«Welcome to the Show.» Als Nemo (24) die ersten Zeilen von «The Code» singt, fühlt es sich fast ein bisschen an wie am Eurovision Song Contest. Auch wenn man sich – noch – nicht am grössten Musikspektakel Europas befindet, sondern im Garten der schwedischen Botschaft in Bern. Gründe für die rauschende ESC-Party, zu der geladen wurde, gibt es mehrere: Erstens ist es genau 50 Jahre her, seit die schwedische Gruppe Abba an eben jenem Anlass ihren Weg zur Kultband antrat.

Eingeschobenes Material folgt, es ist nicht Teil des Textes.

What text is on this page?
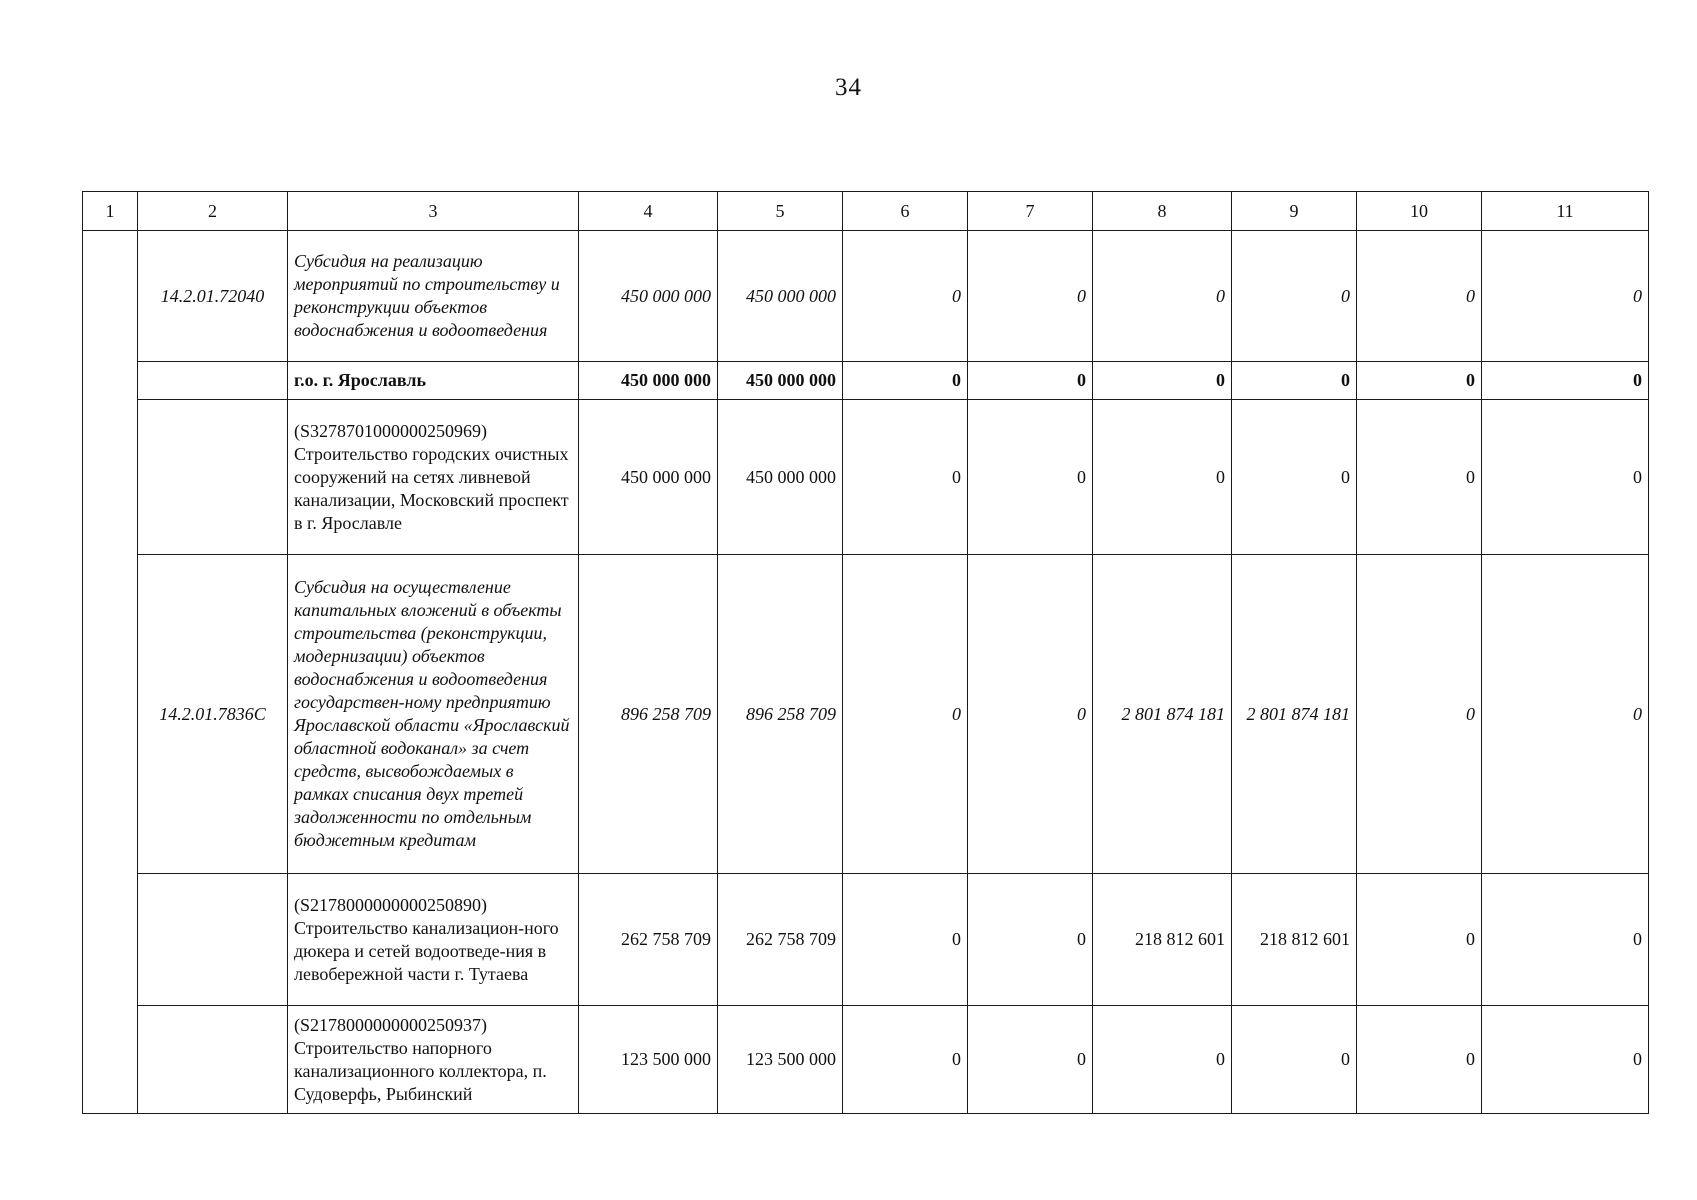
34
1	2	3	4	5	6	7	8	9	10	11
	14.2.01.72040	Субсидия на реализацию мероприятий по строительству и реконструкции объектов водоснабжения и водоотведения	450 000 000	450 000 000	0	0	0	0	0	0
		г.о. г. Ярославль	450 000 000	450 000 000	0	0	0	0	0	0
		(S3278701000000250969) Строительство городских очистных сооружений на сетях ливневой канализации, Московский проспект в г. Ярославле	450 000 000	450 000 000	0	0	0	0	0	0
	14.2.01.7836C	Субсидия на осуществление капитальных вложений в объекты строительства (реконструкции, модернизации) объектов водоснабжения и водоотведения государствен-ному предприятию Ярославской области «Ярославский областной водоканал» за счет средств, высвобождаемых в рамках списания двух третей задолженности по отдельным бюджетным кредитам	896 258 709	896 258 709	0	0	2 801 874 181	2 801 874 181	0	0
		(S2178000000000250890) Строительство канализацион-ного дюкера и сетей водоотведе-ния в левобережной части г. Тутаева	262 758 709	262 758 709	0	0	218 812 601	218 812 601	0	0
		(S2178000000000250937) Строительство напорного канализационного коллектора, п. Судоверфь, Рыбинский	123 500 000	123 500 000	0	0	0	0	0	0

Zweitens findet der diesjährige Contest ab dem 6. Mai im südschwedischen Malmö statt. Und drittens geht die Schweiz erstmals in der Geschichte des Wettstreits als klare Favoritin ins Rennen: Unfassbare 25 Prozent beträgt laut Wettquoten Nemos Chance auf den Sieg! Ein Novum für unser Land.
Wer hats erfunden?
In den 68 Jahren seiner Existenz erlebt der Eurovision Song Contest wohl mit kaum einer Nation so viele Höhen und Tiefen wie mit seinem Herkunftsland. 1955 trägt Marcel Bezençon, SRG-Generaldirektor und Vorsitzender der Programmkommission der Europäischen Rundfunkunion EBU (mit Sitz in Genf), eben jener Kommission die Idee eines europäischen Musikwettbewerbs vor. Die erste Veranstaltung findet 1956 unter dem Namen «Grand Prix Eurovision de la Chanson Européenne» in Lugano mit 14 Teilnehmerländern statt. Siegerin: die Schweizerin Lys Assia (1924 - 2018).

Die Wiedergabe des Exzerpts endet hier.